Een virus kan steeds een klein beetje veranderen. Soms zorgt een verandering ervoor dat een virus zich anders gedraagt en zich bijvoorbeeld gemakkelijker verspreidt. Daarom worden nieuwe varianten van het virus goed gevolgd. Maar hoe weten we welke varianten er zijn en hoe vaak ze voorkomen?
Dit artikel geeft uitleg over het onderzoek naar varianten van het coronavirus en de cijfers die we op het dashboard laten zien .
Een virus heeft als eigenschap dat het zoveel mogelijk mensen probeert te besmetten. Daarom is voor het virus het belangrijk dat het zich snel vermenigvuldigt. Telkens als het virus zich vermenigvuldigt, is het mogelijk dat er een kleine verandering plaatsvindt. Meestal is een verandering (of mutatie) zo klein dat het geen invloed heeft op hoe het virus zich verspreidt of hoe ziek je ervan wordt. Maar het kan gebeuren dat een verandering er wél voor zorgt dat het virus zich anders gedraagt en bijvoorbeeld besmettelijker wordt of dat je er zieker van wordt. Dan is er sprake van een variant van het virus. Zo’n variant van het virus willen we goed in de gaten houden.
In Nederland onderzoekt het RIVM welke varianten van het coronavirus er zijn en of en hoe het virus verandert. Dit noemen we kiemsurveillance. In de kiemsurveillance wordt wekelijks een steekproef van ongeveer 1.500 monsters van positieve testuitslagen van verschillende laboratoria in Nederland extra onderzocht op varianten.
In de kiemsurveillance werkt het RIVM samen met het Erasmus MC en met laboratoria verspreid over het hele land. In het laboratorium worden de bouwstenen van het virus in kaart gebracht en vergeleken met andere monsters. Zo kan het RIVM zien hoe het virus verandert. Ook wordt bekeken hoe de verschillende varianten zich verspreiden.
Er zijn verschillende specialisten bij het onderzoek betrokken en er wordt gebruik gemaakt van geavanceerde apparatuur. Het laboratoriumonderzoek kost daardoor meer tijd en is ingewikkelder dan het analyseren van een coronatest. Dit onderzoek levert nog meer waardevolle informatie op. Het RIVM gebruikt de gegevens uit de kiemsurveillance in rekenmodellen om het verloop van de epidemie en de effecten van maatregelen op de virusverspreiding te berekenen.
Van het coronavirus (SARS-CoV-2), zijn al duizenden varianten. Het Europese centrum voor ziektepreventie en -bestrijding (ECDC, European Centre for Desease Prevention and Control) en de Wereldgezondheidsorganisatie (WHO, World Health Organization) onderscheiden verschillende varianten. Dit zijn zorgelijke varianten (Variants of Concern) en ‘interessante’ varianten (Variants of Interest). Een Variant of Concern is een variant die besmettelijker is, mensen zieker maakt of als vaccins minder effectief zijn tegen de variant. Een Variant of Interest is een variant waarvan meerdere besmettingen in een bepaalde situatie of cluster zijn ontdekt of die in meerdere landen is gevonden.
Het is belangrijk om te weten of de varianten die rondgaan nieuwe eigenschappen hebben die extra risico’s met zich kunnen meebrengen. Gelukkig beschermen de vaccins die in Nederland worden gebruikt tegen de varianten die we nu kennen.

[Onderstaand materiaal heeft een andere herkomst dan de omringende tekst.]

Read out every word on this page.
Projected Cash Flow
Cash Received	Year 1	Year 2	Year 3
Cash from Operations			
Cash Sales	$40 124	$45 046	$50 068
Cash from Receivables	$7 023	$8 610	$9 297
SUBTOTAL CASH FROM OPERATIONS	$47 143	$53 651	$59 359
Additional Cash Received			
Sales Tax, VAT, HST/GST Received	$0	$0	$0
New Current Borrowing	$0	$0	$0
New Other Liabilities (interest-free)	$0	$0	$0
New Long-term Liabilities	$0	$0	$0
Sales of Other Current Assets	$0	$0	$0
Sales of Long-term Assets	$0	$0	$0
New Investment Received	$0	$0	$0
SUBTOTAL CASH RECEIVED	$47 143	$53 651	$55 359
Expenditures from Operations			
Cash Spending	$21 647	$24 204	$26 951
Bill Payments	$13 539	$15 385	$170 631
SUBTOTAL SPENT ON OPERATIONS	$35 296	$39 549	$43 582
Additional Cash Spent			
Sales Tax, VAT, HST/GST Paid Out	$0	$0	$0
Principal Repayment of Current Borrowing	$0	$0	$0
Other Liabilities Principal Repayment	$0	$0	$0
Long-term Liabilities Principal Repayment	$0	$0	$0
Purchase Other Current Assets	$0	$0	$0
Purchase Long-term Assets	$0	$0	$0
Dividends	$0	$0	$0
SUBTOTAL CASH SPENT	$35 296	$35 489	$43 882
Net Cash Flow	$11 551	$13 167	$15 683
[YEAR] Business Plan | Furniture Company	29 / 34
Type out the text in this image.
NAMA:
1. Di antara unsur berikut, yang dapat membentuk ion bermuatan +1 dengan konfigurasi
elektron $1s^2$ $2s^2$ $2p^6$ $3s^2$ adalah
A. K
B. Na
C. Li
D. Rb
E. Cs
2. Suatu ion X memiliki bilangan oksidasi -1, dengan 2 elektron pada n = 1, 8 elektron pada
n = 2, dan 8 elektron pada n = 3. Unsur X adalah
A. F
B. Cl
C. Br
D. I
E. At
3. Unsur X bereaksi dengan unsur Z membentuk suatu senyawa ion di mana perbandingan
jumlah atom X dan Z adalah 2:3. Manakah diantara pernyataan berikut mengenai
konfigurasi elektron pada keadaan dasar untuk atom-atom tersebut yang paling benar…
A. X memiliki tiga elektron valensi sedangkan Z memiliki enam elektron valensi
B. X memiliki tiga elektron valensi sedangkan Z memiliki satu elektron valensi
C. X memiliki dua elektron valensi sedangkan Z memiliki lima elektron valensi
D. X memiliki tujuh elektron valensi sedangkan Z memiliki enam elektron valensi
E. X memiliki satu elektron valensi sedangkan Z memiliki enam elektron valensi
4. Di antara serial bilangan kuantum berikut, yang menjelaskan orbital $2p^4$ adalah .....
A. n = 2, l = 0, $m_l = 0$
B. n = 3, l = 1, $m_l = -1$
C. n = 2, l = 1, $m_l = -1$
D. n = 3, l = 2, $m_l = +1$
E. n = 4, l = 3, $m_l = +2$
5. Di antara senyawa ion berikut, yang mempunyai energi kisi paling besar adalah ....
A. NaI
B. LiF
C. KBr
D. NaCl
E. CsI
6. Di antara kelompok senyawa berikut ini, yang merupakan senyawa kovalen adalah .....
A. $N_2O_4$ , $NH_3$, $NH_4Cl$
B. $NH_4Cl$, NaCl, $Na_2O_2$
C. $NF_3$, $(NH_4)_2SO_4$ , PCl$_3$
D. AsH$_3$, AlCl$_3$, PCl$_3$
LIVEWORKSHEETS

De tabel op het dashboard laat de zorgelijke en interessante varianten zien. De tabel toont het percentage per variant die in Nederland in de onderzochte monsters is gevonden. Zo kun je zien welke variant het meeste voorkomt. We gebruiken hier voor de varianten de namen zoals de WHO ze noemt. Bijvoorbeeld de alfavariant, die eerst de Britse variant werd genoemd, omdat de variant voor het eerst daar is gevonden.
Het oorspronkelijke coronavirus dat in het voorjaar van 2020 de wereld over ging en ook Nederland besmette, wordt nu nauwelijks meer gevonden in de monsters in Nederland. In het voorjaar van 2021 heeft ons land vooral de alfavariant, zoals te zien is in de afbeelding hieronder. Je kunt hier dus goed aan zien dat een variant die besmettelijker is, en dat is de alfavariant ten opzichte van het oorspronkelijke coronavirus, met de tijd de overhand krijgt. In de grafiek op het dashboard laten we alleen de varianten zien waar we ons het meest zorgen over maken, de Variants of Concern dus.
In de grafiek op het dashboard is van iedere week te bekijken hoeveel monsters in die week zijn onderzocht, en hoeveel procent van die monsters een bepaalde variant bleek te zijn.